Desaceleração em 2025

O crescimento ocorre mesmo diante de uma retração significativa em 2025. Segundo o levantamento, a potência adicionada à matriz energética caiu 25,6%, passando de 15,6 GW em 2024 para 11,6 GW no ano seguinte.

Presença nacional

A energia solar está presente em todo o território nacional, com usinas de grande porte em diversas regiões e sistemas de geração distribuída instalados em mais de 5 mil municípios.

No ranking da geração centralizada (grandes usinas), Minas Gerais lidera com 8,6 GW, seguido pela Bahia (2,9 GW) e pelo Piauí (2,4 GW). Na geração distribuída (pequenas usinas e telhados), São Paulo aparece na frente com 6,5 GW, seguido por Minas Gerais (5,8 GW) e Paraná (4,2 GW).

Entraves e propostas do setor

Na avaliação da Absolar, os entraves recentes limitaram o potencial de crescimento do setor, resultando em fechamento de empresas, cancelamento de investimentos e redução de empregos.

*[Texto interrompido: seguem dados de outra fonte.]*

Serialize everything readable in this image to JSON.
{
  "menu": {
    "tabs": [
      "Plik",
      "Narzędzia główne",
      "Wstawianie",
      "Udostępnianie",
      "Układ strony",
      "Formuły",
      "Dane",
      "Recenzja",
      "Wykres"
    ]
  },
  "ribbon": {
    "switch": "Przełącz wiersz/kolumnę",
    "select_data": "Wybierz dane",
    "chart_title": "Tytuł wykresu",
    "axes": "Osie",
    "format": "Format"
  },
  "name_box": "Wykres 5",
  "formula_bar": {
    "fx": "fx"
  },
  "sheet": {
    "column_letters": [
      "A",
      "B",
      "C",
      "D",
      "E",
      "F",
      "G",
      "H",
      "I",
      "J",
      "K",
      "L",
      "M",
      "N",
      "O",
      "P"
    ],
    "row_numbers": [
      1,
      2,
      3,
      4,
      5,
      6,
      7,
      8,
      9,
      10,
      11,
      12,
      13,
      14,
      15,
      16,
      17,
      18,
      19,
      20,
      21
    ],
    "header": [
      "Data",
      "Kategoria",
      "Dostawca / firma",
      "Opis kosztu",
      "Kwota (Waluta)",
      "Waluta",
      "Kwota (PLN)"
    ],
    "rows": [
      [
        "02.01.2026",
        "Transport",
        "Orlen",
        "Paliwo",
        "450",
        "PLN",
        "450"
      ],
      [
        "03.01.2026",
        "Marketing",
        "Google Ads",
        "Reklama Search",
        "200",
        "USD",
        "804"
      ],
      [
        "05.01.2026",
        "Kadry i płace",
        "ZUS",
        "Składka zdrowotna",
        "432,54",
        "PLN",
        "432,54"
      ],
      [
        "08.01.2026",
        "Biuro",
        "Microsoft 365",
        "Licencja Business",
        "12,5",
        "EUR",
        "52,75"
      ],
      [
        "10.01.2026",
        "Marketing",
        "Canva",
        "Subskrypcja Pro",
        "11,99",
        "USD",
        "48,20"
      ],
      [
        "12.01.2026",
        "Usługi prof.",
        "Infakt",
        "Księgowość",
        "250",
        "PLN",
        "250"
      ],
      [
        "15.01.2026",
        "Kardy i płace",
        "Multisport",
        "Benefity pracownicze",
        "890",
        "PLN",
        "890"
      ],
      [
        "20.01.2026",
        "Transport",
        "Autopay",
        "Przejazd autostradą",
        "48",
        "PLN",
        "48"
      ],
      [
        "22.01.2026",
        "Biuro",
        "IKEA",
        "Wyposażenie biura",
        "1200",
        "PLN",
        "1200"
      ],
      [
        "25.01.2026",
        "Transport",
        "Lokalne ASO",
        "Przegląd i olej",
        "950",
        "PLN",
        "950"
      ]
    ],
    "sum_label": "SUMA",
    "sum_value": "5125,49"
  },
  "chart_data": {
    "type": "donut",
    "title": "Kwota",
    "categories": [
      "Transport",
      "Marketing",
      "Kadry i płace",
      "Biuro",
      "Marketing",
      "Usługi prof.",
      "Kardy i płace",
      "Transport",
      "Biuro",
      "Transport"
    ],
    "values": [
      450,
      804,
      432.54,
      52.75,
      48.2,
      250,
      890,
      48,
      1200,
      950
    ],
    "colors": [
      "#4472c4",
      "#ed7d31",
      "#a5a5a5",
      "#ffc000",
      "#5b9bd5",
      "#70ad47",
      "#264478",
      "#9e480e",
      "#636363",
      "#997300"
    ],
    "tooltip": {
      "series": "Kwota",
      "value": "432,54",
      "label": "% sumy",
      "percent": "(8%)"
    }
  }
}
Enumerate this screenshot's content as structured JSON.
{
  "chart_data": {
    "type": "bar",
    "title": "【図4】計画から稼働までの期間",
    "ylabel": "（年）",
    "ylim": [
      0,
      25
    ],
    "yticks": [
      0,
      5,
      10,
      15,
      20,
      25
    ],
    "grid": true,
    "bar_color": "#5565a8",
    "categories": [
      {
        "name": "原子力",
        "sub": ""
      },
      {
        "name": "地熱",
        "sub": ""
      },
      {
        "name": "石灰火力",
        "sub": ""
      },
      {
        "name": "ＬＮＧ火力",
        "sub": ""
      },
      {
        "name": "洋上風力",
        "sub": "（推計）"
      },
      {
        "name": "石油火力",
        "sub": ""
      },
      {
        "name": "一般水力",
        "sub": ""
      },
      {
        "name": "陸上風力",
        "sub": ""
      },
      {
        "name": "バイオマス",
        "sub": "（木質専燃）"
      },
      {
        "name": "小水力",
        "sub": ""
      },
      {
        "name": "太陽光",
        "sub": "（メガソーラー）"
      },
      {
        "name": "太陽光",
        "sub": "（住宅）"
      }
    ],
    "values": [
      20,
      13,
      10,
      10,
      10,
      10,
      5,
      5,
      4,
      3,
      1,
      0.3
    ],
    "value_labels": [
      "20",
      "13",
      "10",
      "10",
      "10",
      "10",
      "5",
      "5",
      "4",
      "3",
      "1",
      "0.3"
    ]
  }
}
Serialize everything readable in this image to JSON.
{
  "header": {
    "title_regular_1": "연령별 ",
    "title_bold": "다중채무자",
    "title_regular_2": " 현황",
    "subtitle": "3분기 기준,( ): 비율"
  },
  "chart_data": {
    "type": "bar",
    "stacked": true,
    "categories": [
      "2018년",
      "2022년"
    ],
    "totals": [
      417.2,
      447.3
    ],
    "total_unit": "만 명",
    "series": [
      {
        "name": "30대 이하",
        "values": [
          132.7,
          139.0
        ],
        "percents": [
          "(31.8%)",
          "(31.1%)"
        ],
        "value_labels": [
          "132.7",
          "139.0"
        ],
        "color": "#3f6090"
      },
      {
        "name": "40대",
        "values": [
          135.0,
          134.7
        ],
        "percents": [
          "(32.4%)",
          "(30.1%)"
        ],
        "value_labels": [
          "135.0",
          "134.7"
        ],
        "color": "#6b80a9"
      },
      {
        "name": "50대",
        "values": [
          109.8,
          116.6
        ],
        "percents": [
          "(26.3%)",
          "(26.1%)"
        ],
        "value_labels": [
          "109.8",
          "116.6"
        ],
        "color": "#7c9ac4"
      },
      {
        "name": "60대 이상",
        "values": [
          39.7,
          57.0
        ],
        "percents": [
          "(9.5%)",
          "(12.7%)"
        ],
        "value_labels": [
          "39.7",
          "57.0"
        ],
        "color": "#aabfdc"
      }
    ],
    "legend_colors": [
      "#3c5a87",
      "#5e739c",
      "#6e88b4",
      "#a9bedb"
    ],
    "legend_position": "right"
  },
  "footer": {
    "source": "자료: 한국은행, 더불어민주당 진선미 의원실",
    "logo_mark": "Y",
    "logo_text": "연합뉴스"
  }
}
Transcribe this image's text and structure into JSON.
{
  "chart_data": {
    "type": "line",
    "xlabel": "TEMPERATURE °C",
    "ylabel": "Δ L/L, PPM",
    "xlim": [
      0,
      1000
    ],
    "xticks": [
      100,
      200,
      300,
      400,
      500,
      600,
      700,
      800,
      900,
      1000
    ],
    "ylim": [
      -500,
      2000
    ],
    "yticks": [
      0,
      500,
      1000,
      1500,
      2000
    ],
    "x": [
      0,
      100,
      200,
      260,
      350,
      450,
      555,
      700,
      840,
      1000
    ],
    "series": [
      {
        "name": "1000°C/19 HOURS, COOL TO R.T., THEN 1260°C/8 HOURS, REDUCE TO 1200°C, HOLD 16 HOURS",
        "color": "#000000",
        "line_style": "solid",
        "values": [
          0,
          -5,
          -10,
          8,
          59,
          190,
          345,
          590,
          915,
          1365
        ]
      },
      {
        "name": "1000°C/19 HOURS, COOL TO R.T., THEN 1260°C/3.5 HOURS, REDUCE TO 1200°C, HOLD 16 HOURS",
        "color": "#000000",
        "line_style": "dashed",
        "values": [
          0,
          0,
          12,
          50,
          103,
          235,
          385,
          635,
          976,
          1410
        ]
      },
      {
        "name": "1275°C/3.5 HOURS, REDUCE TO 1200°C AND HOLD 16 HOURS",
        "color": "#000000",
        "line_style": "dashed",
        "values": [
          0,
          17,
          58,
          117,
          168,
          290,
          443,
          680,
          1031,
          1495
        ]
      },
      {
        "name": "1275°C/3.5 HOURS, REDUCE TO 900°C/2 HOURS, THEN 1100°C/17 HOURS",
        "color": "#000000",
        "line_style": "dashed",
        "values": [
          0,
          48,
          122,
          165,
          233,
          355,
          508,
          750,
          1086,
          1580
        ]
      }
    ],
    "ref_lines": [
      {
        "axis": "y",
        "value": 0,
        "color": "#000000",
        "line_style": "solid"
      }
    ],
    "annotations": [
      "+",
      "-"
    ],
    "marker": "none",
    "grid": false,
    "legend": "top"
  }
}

A presidente eleita do conselho da entidade para o período 2026–2030, Barbara Rubim, afirma que a prioridade será promover uma expansão sustentável da fonte solar, com foco em melhorias regulatórias, fortalecimento do mercado livre de energia e incentivo a tecnologias complementares, como armazenamento e hidrogênio verde.

Entre os principais pontos defendidos pela entidade, está a regulamentação do armazenamento de energia elétrica pelo Regime Especial de Incentivos para o Desenvolvimento da Infraestrutura (Reidi). A associação defende que as medidas podem ser feitas de forma infralegal, por meio de decretos presidenciais ou portarias de ministérios, sem a necessidade de aprovação de projetos de lei no Congresso.

Fundada em 2013, a Absolar reúne empresas e instituições de toda a cadeia da energia fotovoltaica e atua na articulação do setor em prol da transição energética no Brasil.